Amateurism was a founding principle of rugby that distinguished it from association football (soccer). Rugby was not alone in the belief that sport should be played for enjoyment rather than monetary gain, but it clung longest to the principle. There was also a class element to amateurism. Southern English administrators, mostly educated at public schools and at Oxford or Cambridge, wanted to keep their game ‘pure’.
A pioneer of the New Zealand game, Tom Ellison, argued that the amateur laws were never intended to apply to tours. The 1905–6 New Zealand team was criticised by the Scottish and Irish unions for paying its players expenses of three shillings a day. They argued this amounted to professionalism, but the English union ruled otherwise. As a consequence, Scotland briefly broke off relations with England and, in 1924, refused to allow the All Blacks to play in Scotland.
Challenge of league
A year after the return of the All Blacks in 1906, the game faced its first crisis. It was reported in April 1907 that a New Zealand group was negotiating with clubs in the Northern Union – which had broken away from rugby union in 1895 to form rugby league – for a tour by ‘the All Blacks’. The idea came from a Wellington rugby player, Albert Baskerville. The New Zealand Rugby Football Union (NZRFU), guarding the amateur principle, took various actions against the players, but the first league team left New Zealand in August 1907 for matches in Sydney and Britain. It included nine All Blacks. A tour of New Zealand in 1908 by an Anglo-Welsh team (Scotland and Ireland refused to join) was intended to prop up the amateur game, and the NZRFU also began official Māori teams in 1910, in part to offer Māori players an alternative to rugby league.
High price to pay
In 1981 Graham Mourie captained the All Blacks on a tour to Romania and France. At that time players were unpaid, and in order to tour, Mourie had to hire a manager for his Taranaki farm; his chief farm labourer was his wife. When the All Blacks returned from France, Mourie calculated the cost: ‘Wages - $1200 (it would have been more but [wife] Claudia sacked the manager for being incompetent). Cost of incompetence: another $1200. A relatively cheap tour.’ In 2017 terms $2,400 was worth $10,000.
Some NZRFU administrations were accused of turning a blind eye to breaches of amateurism, but others were just as zealous as the English. A dominant All Black of the 1980s, Andy Haden, appeared before the NZRFU to answer charges of professionalism. He was cleared. Players who switched to league were instantly banned and even an All Blacks captain, Graham Mourie, was declared a professional for writing a book.

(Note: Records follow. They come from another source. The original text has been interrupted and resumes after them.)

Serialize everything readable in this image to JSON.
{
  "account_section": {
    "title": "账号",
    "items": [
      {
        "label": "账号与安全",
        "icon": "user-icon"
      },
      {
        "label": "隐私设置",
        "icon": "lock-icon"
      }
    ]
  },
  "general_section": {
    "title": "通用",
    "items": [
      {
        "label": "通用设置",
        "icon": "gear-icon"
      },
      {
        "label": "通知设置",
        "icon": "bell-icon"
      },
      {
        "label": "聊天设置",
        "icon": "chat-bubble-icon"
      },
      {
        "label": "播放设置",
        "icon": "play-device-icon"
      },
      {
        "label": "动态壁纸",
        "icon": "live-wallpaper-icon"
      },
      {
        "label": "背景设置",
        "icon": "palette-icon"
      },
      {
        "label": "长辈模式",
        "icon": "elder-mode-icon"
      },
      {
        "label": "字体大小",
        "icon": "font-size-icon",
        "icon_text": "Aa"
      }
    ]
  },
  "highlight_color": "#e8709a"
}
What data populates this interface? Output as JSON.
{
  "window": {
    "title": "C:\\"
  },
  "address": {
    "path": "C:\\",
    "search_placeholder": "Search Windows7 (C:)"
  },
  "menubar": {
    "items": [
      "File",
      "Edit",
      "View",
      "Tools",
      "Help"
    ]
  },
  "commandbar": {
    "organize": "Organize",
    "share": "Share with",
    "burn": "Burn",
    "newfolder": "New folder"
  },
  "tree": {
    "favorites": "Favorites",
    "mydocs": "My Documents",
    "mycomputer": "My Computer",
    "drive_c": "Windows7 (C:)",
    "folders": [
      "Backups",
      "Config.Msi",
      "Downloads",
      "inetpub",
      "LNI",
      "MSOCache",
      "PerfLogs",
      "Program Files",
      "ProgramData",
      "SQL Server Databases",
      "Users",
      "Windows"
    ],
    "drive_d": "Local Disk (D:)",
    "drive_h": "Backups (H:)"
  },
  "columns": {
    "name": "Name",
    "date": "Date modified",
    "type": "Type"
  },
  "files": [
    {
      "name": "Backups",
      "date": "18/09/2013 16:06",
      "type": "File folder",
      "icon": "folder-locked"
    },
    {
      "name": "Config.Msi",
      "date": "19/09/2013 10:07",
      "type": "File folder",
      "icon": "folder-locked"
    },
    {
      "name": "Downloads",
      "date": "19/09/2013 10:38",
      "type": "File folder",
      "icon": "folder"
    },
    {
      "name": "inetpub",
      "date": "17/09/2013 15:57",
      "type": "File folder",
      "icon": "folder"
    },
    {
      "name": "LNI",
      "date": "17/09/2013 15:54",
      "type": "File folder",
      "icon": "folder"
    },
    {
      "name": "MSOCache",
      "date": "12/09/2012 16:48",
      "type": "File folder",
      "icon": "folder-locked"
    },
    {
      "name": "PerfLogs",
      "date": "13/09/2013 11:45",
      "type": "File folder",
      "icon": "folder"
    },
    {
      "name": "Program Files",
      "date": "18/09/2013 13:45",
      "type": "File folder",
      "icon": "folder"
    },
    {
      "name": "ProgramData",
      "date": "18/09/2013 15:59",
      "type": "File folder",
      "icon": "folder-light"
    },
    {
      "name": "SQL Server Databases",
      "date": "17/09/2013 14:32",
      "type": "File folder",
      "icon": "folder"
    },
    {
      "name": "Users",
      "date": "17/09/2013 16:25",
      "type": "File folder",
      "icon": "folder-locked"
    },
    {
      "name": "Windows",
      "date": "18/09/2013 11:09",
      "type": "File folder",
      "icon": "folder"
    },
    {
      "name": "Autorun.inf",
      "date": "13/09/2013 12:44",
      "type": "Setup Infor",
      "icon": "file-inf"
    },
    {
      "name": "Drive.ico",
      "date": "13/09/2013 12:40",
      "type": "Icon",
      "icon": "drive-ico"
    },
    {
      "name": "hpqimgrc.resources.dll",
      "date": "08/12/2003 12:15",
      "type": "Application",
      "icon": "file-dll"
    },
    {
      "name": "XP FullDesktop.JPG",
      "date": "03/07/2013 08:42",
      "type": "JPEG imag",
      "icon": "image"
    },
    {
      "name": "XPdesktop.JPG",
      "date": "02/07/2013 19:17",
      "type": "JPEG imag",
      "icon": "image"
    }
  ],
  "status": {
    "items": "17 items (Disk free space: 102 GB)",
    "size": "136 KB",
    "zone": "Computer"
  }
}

Rugby union abandoned amateurism in 1995, exactly a century after the Lancashire and Yorkshire clubs had formed the Northern Union. Even then, the International Rugby Board (IRB) declared the game ‘open’ only after three national unions, New Zealand, Australia and South Africa, began paying their leading players. Anecdotally, players in some countries had been paid ‘under the table’ for years.
The professionalisation of rugby enabled the creation of the Tri-Nations and Super 12 competitions. (By 2016 the Tri-Nations had become four Super Rugby had swollen to 18 franchises based in five countries spanning seven time zones.) On the basis of large payments for television rights to games, players in the All Blacks and Super teams were contracted for considerable sums. The best players could earn up to $1 million a year, including private sponsorship. Provincial players were also paid. Stadiums became more exclusive. The open banks with standing room only were replaced by all-seated stadiums with corporate boxes, members’ lounges and video screens.
New rules and styles
Rugby league was seen as a more open, free-flowing game, which led the unions in New Zealand and New South Wales to lobby for law changes that would make rugby as attractive. One suggestion was that a kick in open play from outside the 25-yard line which went into touch on the full should result in a throw-in to the opposing team opposite the point where the kick had been made. New Zealand and Australia promoted this before the First World War, and even played it as a local rule in defiance of the English, until it was finally adopted by the IRB in 1969. The two countries also argued for the replacement of injured players, a change the IRB agreed to in 1968. Substitutions for tactical reasons have been permitted since 1996.
New Zealand was forced to drop its wing forward position and scrum formation of two-three-two (replaced by the orthodox three-four-one) in 1931, when it was told that if it wanted to play international rugby, it would have to comply with international rules.